Epoch,Training Loss,Validation Loss
1,0.1341,0.178673
2,0.1432,0.17666
3,0.127,0.176538
4,0.1227,0.176177
5,0.1348,0.174572
6,0.123,0.17435
7,0.1148,0.174438
8,0.1118,0.174653


TrainOutput(global_step=6000, training_loss=0.12570794701576232, metrics={'train_runtime': 1231.3048, 'train_samples_per_second': 155.932, 'train_steps_per_second': 4.873, 'total_flos': 5084754739200000.0, 'train_loss': 0.12570794701576232, 'epoch': 8.0})

## BLEU Post fine tuning

In [66]:
all_generations = []
for batch in val_loader:
    batch = {k: v.to(device) for k, v in batch.items()}
    
    with torch.no_grad():
        generated_outputs = model.generate(
            **batch,
            max_new_tokens=100  
        )
    
    decoded = tokenizer.batch_decode(generated_outputs, skip_special_tokens=True)
    all_generations.extend(decoded)

In [67]:
import evaluate

bleu = evaluate.load("bleu")

references = [[item] for item in val_data["fr"]]
results = bleu.compute(predictions=all_generations, references=references)

print(results)
print(f"BLEU after fine tuning: {results['bleu']}")

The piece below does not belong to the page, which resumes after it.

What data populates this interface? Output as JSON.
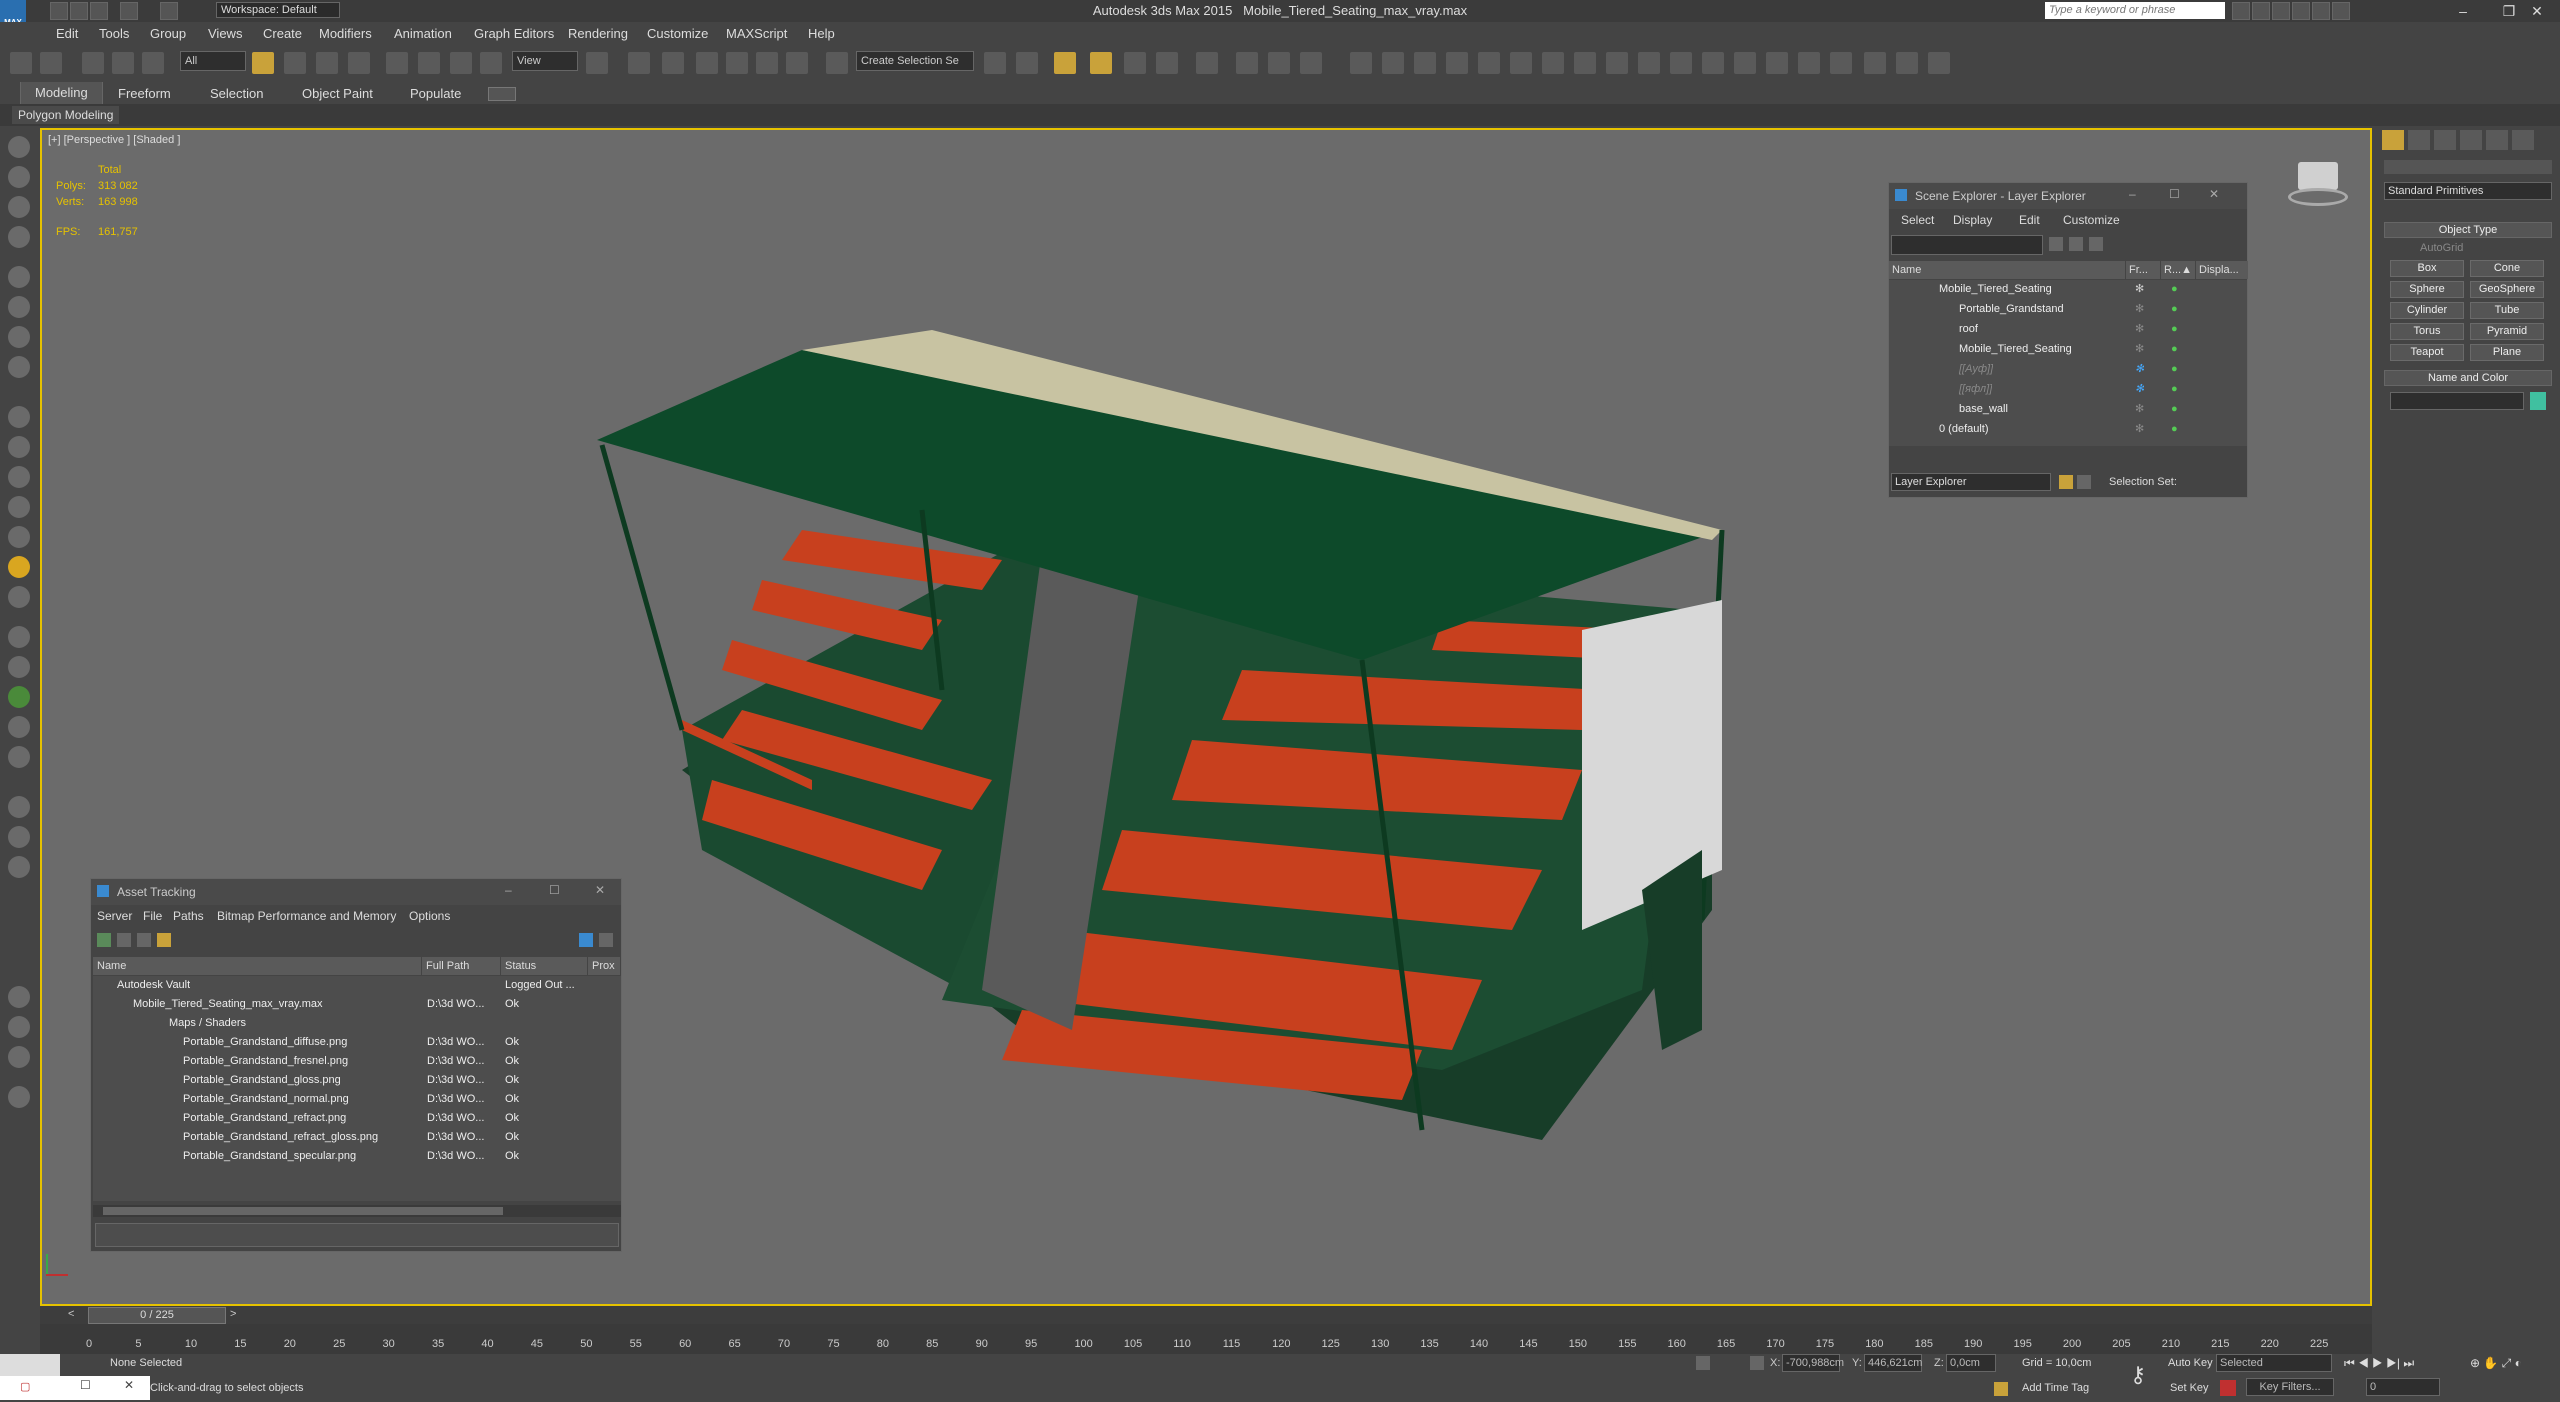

{'bleu': 0.48076335647936286, 'precisions': [0.7001557030378657, 0.5345151791099495, 0.42398254338780067, 0.3431856611430504], 'brevity_penalty': 0.9952298944405686, 'length_ratio': 0.9952412353005825, 'translation_length': 90557, 'reference_length': 90990}
BLEU after fine tuning: 0.48076335647936286


In [75]:
import torch
from transformers import MarianMTModel, MarianTokenizer, pipeline


model_path = r"D:\Personal\code\ML comp\New folder\results\checkpoint-6000"

tokenizer = MarianTokenizer.from_pretrained(model_path)
model = MarianMTModel.from_pretrained(model_path)

device = torch.device("cuda" if torch.cuda.is_available() else "cpu")
model.to(device)

translator_pipeline = pipeline(
    "translation",
    model = model,
    tokenizer = tokenizer,
    device = device
)
input_text = "The dysregulation of pro-inflammatory cytokines, particularly interleukin-6 and tumor necrosis factor-α, precipitates a cascade of endothelial dysfunction and microvascular thrombosis, ultimately culminating in multi-organ failure."
translated = translator_pipeline(input_text, src_lang = "en", tgt_lang = "fr")
print(translated[0]["translation_text"])



Device set to use cuda


La dysrégulation des cytokines pro-inflammatoires, en particulier de l interleukine-6 et du facteur-α de nécrose tumorale, accélère une cascade de dysfonction endothéliale et de thrombose microvasculaire, aboutissant en fin de compte à une défaillance multi-organe.


###### A note: I was able to achieve a BLEU of around 55 after fine tuning (44->55) but lost the weights and the saved notebook.